Experiencia Personal
Ex-adicto al cardio lento convertido en entrenador de fuerza

"Un verano, después de tres meses haciendo HIIT tres veces por semana y pesas dos días, bajé 4 kilos y, lo mejor, mi porcentaje de grasa corporal pasó del 22% al 18%. No fue fácil: las primeras sesiones de HIIT me dejaban sin aliento y con ganas de vomitar. Pero valió la pena. Ahora alterno sprints en bici con sentadillas y press de banca, y veo resultados que el cardio lento nunca me dio."

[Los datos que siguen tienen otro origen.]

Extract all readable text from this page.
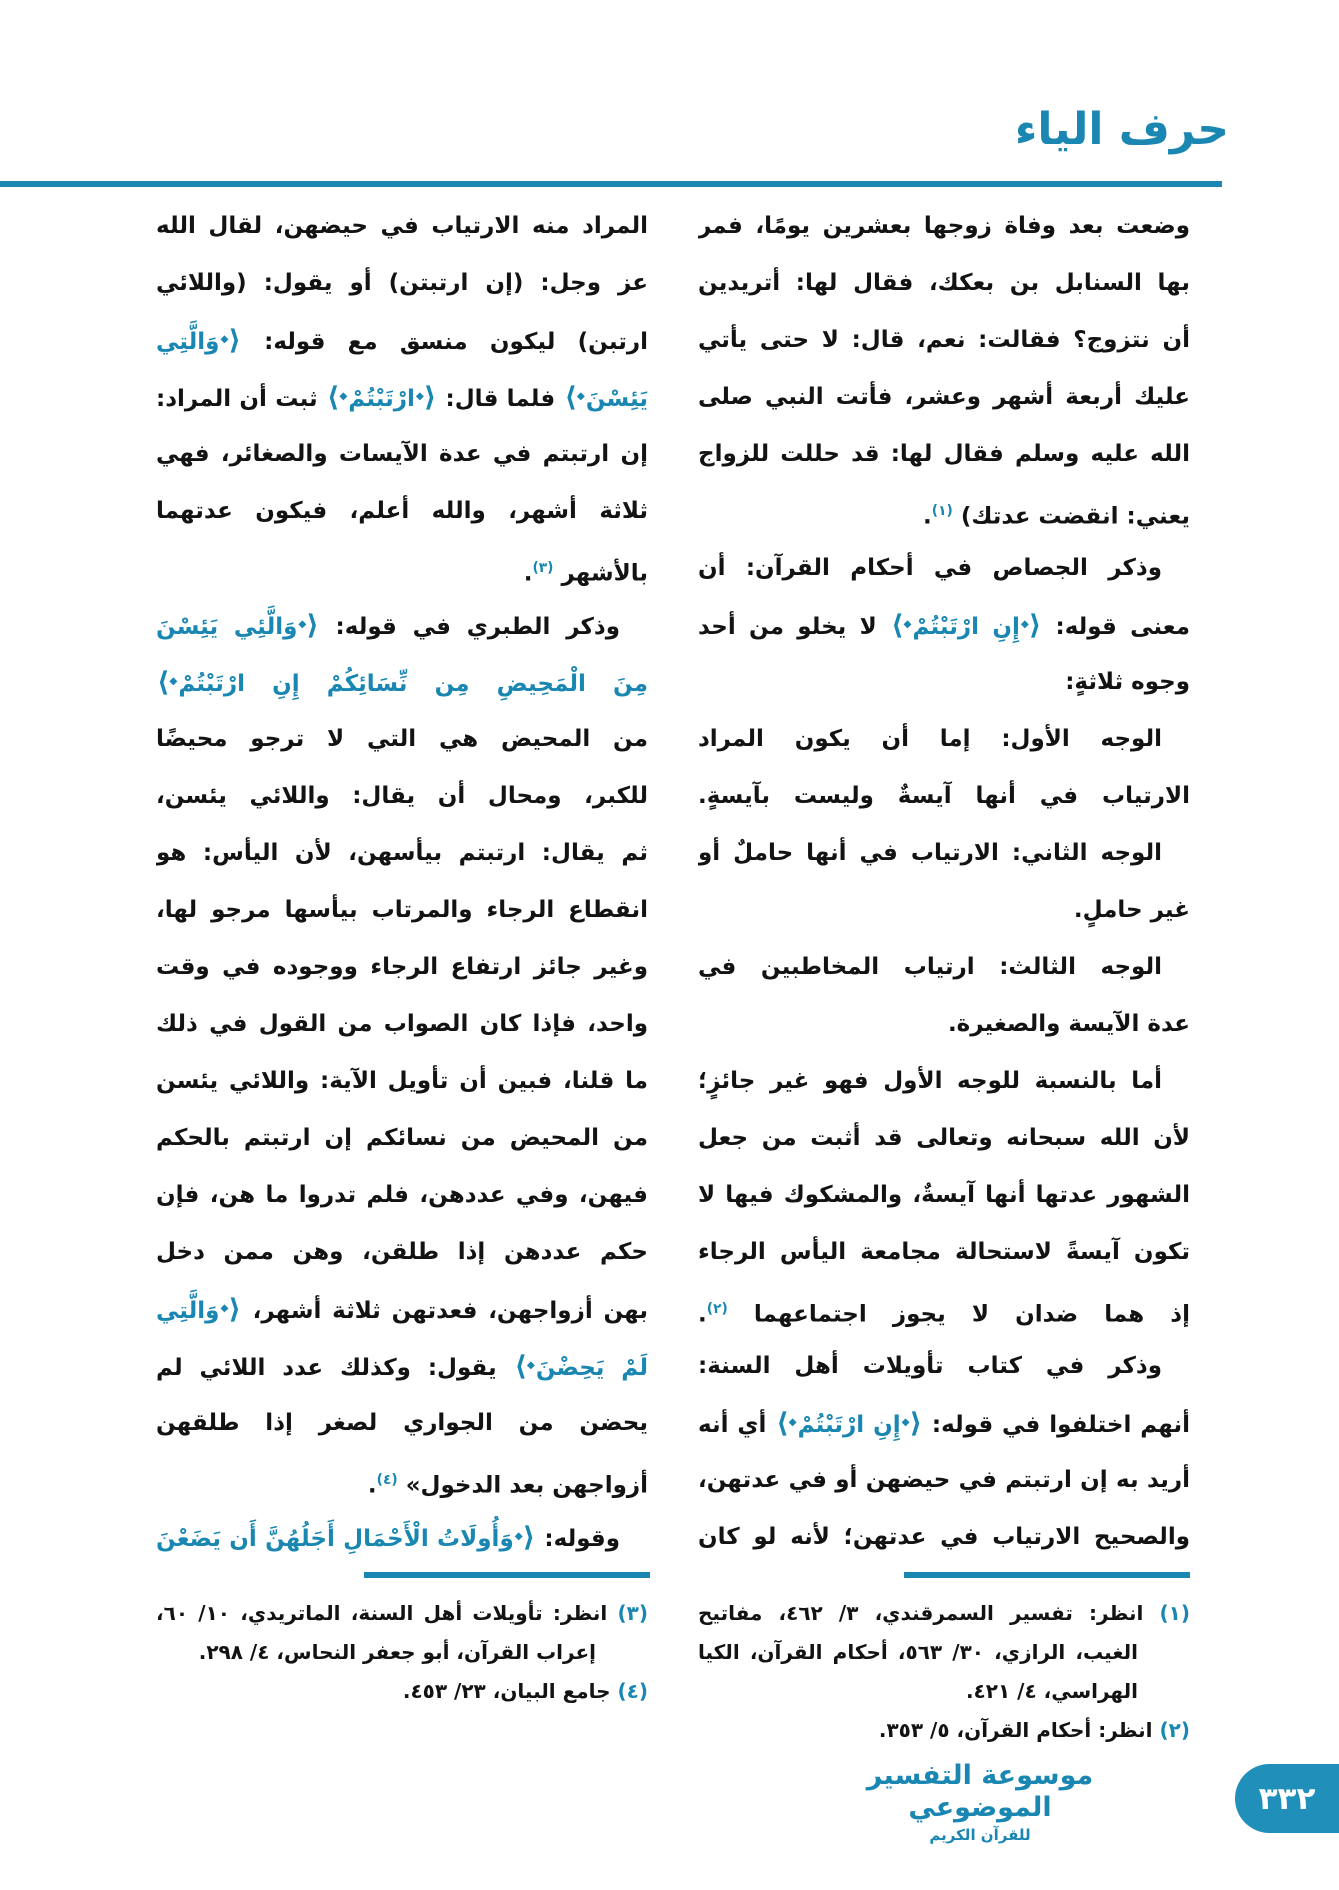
حرف الياء
وضعت بعد وفاة زوجها بعشرين يومًا، فمر
بها السنابل بن بعكك، فقال لها: أتريدين
أن نتزوج؟ فقالت: نعم، قال: لا حتى يأتي
عليك أربعة أشهر وعشر، فأتت النبي صلى
الله عليه وسلم فقال لها: قد حللت للزواج
يعني: انقضت عدتك) $^{(١)}$.
وذكر الجصاص في أحكام القرآن: أن
معنى قوله: ◆⟩إِنِ ارْتَبْتُمْ⟨◆ لا يخلو من أحد
وجوه ثلاثةٍ:
الوجه الأول: إما أن يكون المراد
الارتياب في أنها آيسةٌ وليست بآيسةٍ.
الوجه الثاني: الارتياب في أنها حاملٌ أو
غير حاملٍ.
الوجه الثالث: ارتياب المخاطبين في
عدة الآيسة والصغيرة.
أما بالنسبة للوجه الأول فهو غير جائزٍ؛
لأن الله سبحانه وتعالى قد أثبت من جعل
الشهور عدتها أنها آيسةٌ، والمشكوك فيها لا
تكون آيسةً لاستحالة مجامعة اليأس الرجاء
إذ هما ضدان لا يجوز اجتماعهما $^{(٢)}$.
وذكر في كتاب تأويلات أهل السنة:
أنهم اختلفوا في قوله: ◆⟩إِنِ ارْتَبْتُمْ⟨◆ أي أنه
أريد به إن ارتبتم في حيضهن أو في عدتهن،
والصحيح الارتياب في عدتهن؛ لأنه لو كان
المراد منه الارتياب في حيضهن، لقال الله
عز وجل: (إن ارتبتن) أو يقول: (واللائي
ارتبن) ليكون منسق مع قوله: ◆⟩وَالَّتِي
يَئِسْنَ⟨◆ فلما قال: ◆⟩ارْتَبْتُمْ⟨◆ ثبت أن المراد:
إن ارتبتم في عدة الآيسات والصغائر، فهي
ثلاثة أشهر، والله أعلم، فيكون عدتهما
بالأشهر $^{(٣)}$.
وذكر الطبري في قوله: ◆⟩وَالَّئِي يَئِسْنَ
مِنَ الْمَحِيضِ مِن نِّسَائِكُمْ إِنِ ارْتَبْتُمْ⟨◆
من المحيض هي التي لا ترجو محيضًا
للكبر، ومحال أن يقال: واللائي يئسن،
ثم يقال: ارتبتم بيأسهن، لأن اليأس: هو
انقطاع الرجاء والمرتاب بيأسها مرجو لها،
وغير جائز ارتفاع الرجاء ووجوده في وقت
واحد، فإذا كان الصواب من القول في ذلك
ما قلنا، فبين أن تأويل الآية: واللائي يئسن
من المحيض من نسائكم إن ارتبتم بالحكم
فيهن، وفي عددهن، فلم تدروا ما هن، فإن
حكم عددهن إذا طلقن، وهن ممن دخل
بهن أزواجهن، فعدتهن ثلاثة أشهر، ◆⟩وَالَّتِي
لَمْ يَحِضْنَ⟨◆ يقول: وكذلك عدد اللائي لم
يحضن من الجواري لصغر إذا طلقهن
أزواجهن بعد الدخول» $^{(٤)}$.
وقوله: ◆⟩وَأُولَاتُ الْأَحْمَالِ أَجَلُهُنَّ أَن يَضَعْنَ
(١) انظر: تفسير السمرقندي، ٣/ ٤٦٢، مفاتيح الغيب، الرازي، ٣٠/ ٥٦٣، أحكام القرآن، الكيا الهراسي، ٤/ ٤٢١.
(٢) انظر: أحكام القرآن، ٥/ ٣٥٣.
(٣) انظر: تأويلات أهل السنة، الماتريدي، ١٠/ ٦٠، إعراب القرآن، أبو جعفر النحاس، ٤/ ٢٩٨.
(٤) جامع البيان، ٢٣/ ٤٥٣.
موسوعة التفسير الموضوعي
للقرآن الكريم
٣٣٢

Hace unos años, pasaba 45 minutos en la cinta corriendo a ritmo constante, sudando como si no hubiera mañana. Y sí, quemaba calorías, pero en cuanto me subía a la báscula, la aguja apenas se movía. Un amigo entrenador me dijo: "Deja de hacer cardio de abuela y prueba algo que realmente acelere tu motor". Ahí empecé a investigar y a probar. Lo que descubrí me cambió la forma de entrenar.

🔍 Por qué sucede esto

El problema con la quema de grasa es que hay demasiada información contradictoria. Por un lado, el cardio de baja intensidad quema grasa durante el ejercicio, pero el efecto es limitado. Por otro, el entrenamiento de fuerza no da esa sensación de "estar quemando" en el momento. La mayoría de la gente se queda con el cardio porque es cómodo, pero el cuerpo se adapta rápido y dejas de progresar. La ciencia dice que la clave está en la intensidad y en el efecto afterburn (EPOC), que es el consumo extra de oxígeno post-ejercicio. Y eso solo se logra con entrenamientos que te lleven al límite.

🔧 5 Soluciones

1
Prueba el HIIT con sprints en cinta o bici
🔴 Advanced ⏱ 20 minutos

Alterna ráfagas de máxima intensidad con períodos de recuperación activa para maximizar la quema calórica.

  1. 1
    Calienta 5 minutos — Trote suave o bicicleta a ritmo fácil. Haz movimientos dinámicos como rodillas altas y talones al glúteo.
  2. 2
    Sprint 30 segundos — Al 90% de tu esfuerzo máximo. En cinta, pon velocidad entre 12-15 km/h; en bici, aumenta la resistencia para sentir que pedaleas con fuerza.
  3. 3
    Recupera 90 segundos — Trote suave o pedaleo ligero. No te pares completamente; mantén el movimiento para no bajar la frecuencia cardíaca de golpe.
  4. 4
    Repite 6-8 rondas — Haz entre 6 y 8 repeticiones del ciclo sprint/recuperación. Si eres principiante, empieza con 4 rondas y aumenta.
  5. 5
    Enfría 5 minutos — Baja la intensidad gradualmente. Estira cuádriceps, isquiotibiales y gemelos para evitar lesiones.
💡 Usa un cronómetro o app como Interval Timer. No te exijas más de 20 minutos totales; la intensidad es lo que cuenta, no la duración.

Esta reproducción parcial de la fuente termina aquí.